Jaundice i.e. harsh enough to require a blood transfusion can also result in hearing loss. It is with the potential harm that high levels of bilirubin can affect the nerves of hearing.
Before understanding the relationship between Hyperbilirubinemia jaundice and hearing loss, it is important to know the core concept of Hyperbilirubinemia jaundice. So let’s begin with the introduction and continue our main topic.
What is Hyperbilirubinemia jaundice?
The Hyperbilirubinemia is a physical condition in which too much bilirubin founds in the blood. The bilirubin is formed when red blood cells break down into bilirubin, and the child is not able to get relief from bilirubin.
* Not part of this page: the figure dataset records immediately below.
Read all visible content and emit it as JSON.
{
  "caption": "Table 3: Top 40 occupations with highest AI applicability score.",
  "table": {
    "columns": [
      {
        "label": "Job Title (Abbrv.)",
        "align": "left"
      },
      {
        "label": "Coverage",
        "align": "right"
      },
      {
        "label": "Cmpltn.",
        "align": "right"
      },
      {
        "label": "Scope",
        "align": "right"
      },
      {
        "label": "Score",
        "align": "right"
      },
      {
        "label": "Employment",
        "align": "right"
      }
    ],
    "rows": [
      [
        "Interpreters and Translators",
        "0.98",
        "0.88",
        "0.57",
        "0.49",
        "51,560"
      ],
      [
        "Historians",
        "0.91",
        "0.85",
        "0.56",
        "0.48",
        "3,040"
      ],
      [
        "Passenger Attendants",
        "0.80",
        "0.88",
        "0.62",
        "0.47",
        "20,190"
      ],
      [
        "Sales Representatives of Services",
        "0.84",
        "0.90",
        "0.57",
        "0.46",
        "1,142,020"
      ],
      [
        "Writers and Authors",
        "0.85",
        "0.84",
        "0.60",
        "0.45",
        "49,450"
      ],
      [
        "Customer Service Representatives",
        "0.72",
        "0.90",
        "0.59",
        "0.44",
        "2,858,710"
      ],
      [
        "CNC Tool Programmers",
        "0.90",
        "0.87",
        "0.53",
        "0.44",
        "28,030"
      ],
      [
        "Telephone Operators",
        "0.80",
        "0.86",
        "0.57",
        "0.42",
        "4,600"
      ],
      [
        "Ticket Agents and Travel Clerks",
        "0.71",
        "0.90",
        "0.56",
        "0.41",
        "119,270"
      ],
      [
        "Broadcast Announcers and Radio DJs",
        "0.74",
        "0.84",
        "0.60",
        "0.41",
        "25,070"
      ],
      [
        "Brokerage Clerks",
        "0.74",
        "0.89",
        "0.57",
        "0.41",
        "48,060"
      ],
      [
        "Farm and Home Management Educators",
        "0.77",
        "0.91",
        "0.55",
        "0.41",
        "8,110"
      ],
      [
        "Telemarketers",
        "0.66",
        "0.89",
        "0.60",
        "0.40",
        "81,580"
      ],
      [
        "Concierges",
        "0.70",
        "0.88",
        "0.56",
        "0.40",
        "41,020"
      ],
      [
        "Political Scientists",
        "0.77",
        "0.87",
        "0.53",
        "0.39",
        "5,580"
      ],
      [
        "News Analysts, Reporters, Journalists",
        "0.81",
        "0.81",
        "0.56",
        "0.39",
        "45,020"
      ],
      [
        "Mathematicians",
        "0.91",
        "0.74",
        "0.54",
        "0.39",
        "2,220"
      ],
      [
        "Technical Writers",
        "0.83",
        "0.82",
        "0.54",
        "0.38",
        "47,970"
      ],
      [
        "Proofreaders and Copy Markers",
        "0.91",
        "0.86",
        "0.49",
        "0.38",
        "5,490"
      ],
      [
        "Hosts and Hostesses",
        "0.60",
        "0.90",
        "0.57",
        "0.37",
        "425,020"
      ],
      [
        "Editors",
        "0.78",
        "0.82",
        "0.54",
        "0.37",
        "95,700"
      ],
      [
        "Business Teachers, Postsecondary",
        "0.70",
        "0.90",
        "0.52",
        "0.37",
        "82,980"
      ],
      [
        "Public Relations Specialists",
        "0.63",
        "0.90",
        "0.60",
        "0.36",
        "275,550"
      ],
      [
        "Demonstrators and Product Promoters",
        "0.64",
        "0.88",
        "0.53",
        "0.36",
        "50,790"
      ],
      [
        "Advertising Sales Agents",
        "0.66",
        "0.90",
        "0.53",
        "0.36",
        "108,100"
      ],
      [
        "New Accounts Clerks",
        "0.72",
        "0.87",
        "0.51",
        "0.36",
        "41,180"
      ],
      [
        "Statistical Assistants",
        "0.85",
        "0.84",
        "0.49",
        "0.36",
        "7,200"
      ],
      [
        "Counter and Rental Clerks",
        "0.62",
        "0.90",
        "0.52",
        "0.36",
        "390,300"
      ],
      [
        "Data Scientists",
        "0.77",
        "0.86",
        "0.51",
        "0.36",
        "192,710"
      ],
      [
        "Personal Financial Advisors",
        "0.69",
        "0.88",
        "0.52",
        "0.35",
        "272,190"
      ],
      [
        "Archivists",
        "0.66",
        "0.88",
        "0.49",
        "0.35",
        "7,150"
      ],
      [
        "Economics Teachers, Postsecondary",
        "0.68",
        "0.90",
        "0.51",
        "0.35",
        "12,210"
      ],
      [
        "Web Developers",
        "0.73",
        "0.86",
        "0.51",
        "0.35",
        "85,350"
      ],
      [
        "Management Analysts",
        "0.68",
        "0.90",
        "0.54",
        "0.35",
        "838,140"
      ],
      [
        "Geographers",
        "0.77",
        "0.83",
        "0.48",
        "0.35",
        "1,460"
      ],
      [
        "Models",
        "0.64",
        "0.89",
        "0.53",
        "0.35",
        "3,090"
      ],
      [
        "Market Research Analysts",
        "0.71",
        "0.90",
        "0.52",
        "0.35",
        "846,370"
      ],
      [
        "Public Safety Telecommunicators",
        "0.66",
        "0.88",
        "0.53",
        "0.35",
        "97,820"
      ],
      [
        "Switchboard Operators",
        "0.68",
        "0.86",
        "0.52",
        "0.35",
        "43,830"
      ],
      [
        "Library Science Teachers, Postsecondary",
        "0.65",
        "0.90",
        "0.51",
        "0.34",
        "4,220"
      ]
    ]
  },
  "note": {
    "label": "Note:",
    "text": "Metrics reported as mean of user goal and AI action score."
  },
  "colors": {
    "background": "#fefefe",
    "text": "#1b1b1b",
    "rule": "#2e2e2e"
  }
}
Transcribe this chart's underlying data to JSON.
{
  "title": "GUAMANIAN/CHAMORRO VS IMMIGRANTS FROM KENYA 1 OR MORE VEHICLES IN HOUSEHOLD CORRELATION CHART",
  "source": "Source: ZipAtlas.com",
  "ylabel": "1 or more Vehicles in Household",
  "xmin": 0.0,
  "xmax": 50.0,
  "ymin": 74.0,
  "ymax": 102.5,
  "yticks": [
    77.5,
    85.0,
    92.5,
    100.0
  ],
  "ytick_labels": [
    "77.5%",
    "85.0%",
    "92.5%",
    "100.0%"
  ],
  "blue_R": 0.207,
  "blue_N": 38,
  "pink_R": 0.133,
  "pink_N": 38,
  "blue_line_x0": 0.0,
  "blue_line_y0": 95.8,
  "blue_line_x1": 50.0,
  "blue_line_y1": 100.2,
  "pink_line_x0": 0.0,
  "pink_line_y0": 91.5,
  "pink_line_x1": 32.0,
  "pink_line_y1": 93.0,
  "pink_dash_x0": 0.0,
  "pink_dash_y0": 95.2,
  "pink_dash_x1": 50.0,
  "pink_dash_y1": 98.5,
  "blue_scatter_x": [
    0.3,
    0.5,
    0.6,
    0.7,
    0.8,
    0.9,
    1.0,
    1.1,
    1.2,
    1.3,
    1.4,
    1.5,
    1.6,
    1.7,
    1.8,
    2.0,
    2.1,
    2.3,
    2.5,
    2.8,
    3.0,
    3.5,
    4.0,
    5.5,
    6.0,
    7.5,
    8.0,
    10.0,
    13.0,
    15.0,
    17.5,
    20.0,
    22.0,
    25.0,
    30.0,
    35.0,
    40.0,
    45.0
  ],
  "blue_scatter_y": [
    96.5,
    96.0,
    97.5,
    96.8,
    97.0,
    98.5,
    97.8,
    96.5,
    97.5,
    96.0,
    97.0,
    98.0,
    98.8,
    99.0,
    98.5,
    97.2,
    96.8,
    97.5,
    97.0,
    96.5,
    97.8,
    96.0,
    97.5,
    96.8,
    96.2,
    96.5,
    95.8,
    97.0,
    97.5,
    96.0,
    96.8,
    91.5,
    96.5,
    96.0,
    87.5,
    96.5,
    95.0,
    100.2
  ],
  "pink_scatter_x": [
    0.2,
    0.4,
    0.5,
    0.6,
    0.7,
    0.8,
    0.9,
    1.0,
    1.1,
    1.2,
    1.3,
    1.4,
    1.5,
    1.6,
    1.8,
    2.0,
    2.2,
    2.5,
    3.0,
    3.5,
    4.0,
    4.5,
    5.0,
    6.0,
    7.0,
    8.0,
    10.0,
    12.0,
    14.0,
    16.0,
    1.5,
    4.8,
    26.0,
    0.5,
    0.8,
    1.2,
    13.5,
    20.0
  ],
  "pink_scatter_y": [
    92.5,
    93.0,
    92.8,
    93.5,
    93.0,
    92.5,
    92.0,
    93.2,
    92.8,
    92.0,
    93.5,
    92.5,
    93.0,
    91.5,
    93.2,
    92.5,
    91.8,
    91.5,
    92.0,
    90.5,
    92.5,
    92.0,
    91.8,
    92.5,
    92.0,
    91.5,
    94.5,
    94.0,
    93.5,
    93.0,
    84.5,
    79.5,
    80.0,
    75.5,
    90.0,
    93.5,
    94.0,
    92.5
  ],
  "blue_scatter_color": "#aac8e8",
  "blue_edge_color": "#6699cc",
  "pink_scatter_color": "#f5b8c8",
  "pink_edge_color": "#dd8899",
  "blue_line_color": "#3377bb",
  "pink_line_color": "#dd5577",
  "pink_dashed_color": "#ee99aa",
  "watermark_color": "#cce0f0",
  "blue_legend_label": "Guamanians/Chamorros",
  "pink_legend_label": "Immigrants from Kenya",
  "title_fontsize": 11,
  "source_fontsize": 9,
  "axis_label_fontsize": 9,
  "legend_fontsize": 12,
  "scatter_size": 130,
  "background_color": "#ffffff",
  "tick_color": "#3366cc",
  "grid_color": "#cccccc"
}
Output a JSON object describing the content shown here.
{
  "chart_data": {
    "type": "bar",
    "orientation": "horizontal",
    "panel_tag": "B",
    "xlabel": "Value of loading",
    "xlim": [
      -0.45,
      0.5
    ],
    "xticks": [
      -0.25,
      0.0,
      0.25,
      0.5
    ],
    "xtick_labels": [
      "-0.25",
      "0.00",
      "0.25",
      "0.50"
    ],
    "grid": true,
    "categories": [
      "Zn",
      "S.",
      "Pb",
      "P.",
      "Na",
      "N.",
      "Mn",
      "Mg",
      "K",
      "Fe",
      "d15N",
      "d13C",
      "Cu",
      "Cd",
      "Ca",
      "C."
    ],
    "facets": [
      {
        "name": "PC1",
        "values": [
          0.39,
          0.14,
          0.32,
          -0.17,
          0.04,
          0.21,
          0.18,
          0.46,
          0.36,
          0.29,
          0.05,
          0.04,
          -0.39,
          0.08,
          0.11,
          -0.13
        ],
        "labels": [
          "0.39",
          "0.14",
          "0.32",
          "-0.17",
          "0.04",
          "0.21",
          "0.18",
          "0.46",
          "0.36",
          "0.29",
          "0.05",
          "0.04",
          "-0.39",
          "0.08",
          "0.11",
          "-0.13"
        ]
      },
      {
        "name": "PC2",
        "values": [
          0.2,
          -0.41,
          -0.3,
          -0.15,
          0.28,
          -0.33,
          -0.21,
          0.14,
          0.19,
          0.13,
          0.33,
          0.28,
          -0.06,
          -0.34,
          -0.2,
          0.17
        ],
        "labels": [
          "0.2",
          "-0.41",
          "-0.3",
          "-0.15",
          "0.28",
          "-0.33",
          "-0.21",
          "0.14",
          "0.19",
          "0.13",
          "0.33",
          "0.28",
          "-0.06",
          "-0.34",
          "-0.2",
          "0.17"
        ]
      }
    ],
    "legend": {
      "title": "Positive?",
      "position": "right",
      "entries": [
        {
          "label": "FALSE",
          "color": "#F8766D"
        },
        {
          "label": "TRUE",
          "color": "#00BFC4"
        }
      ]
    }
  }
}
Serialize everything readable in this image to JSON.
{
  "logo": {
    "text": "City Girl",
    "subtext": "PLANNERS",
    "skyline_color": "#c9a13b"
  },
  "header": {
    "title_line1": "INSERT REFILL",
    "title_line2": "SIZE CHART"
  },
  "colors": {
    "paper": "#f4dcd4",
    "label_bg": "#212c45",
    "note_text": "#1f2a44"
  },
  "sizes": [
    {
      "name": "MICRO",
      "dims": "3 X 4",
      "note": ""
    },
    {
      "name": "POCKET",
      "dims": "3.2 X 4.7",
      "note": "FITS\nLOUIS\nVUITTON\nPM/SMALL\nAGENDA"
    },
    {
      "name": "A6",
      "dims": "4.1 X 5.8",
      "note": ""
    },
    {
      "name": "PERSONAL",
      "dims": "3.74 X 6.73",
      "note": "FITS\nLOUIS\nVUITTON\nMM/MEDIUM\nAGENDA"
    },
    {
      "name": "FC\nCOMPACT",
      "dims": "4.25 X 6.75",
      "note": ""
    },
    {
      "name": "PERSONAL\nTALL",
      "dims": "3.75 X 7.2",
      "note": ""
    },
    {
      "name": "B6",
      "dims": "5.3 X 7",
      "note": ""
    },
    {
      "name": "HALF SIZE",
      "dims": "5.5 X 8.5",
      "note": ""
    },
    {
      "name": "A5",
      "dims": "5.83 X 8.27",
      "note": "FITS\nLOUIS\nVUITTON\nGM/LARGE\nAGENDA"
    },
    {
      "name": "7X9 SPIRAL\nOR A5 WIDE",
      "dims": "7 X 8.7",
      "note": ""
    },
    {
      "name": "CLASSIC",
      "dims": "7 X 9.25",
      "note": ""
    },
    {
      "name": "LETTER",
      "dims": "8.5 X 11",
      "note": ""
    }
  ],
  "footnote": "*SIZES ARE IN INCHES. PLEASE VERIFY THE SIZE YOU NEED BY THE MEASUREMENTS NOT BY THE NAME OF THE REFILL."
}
It may build up in the blood, other tissues, and fluids of the baby’s body, known as hyperbilirubinemia because bilirubin produces a pigment or coloring. It causes a yellowing of the baby’s skin, eyes, and other tissues known as jaundice.
The relation between Hyperbilirubinemia jaundice and hearing loss
Now the question provokes our mind if Hyperbilirubinemia jaundice can lead to hearing loss. Based on our findings, neonatal hyperbilirubinemia can cause abnormalities in auditory evaluations, including behavioral audiometry. However, it seems that there is no clear and direct relationship between serum bilirubin levels and hearing thresholds. Therefore, behavioral hearing thresholds and hearing system impairment cannot be estimated solely based on maximum bilirubin levels at birth.
How Hyperbilirubinemia jaundice causes hearing loss
- Hearing loss and auditory dysfunction are well-recognized sequelae of hyperbilirubinemia.
- Bilirubin, at high levels, can damage auditory structures such as the brainstem auditory nuclei, inferior colliculi, spiral ganglion neurons, and auditory nerve fibers.
- The effect of hyperbilirubinemia on auditory dysfunction is generally dose-dependent, with greater dysfunction noted at higher total serum bilirubin (TSB) levels.
- The auditory pathway is the most sensitive part of the central nervous system to bilirubin-induced toxicity. Permanent sequelae may result from only moderately elevated total serum/plasma bilirubin levels. The damage to the auditory system occurs primarily within the brainstem and cranial nerve VIII and manifests clinically as an auditory neuropathy spectrum disorder.
The current condition showed that increase blood bilirubin levels in the infant period can be considered as one of hearing loss.
Thus, hyperbilirubinemia jaundice can lead to hearing loss as it has been cleared from the above points. As it adversely affects the nervous system and auditory system of the children.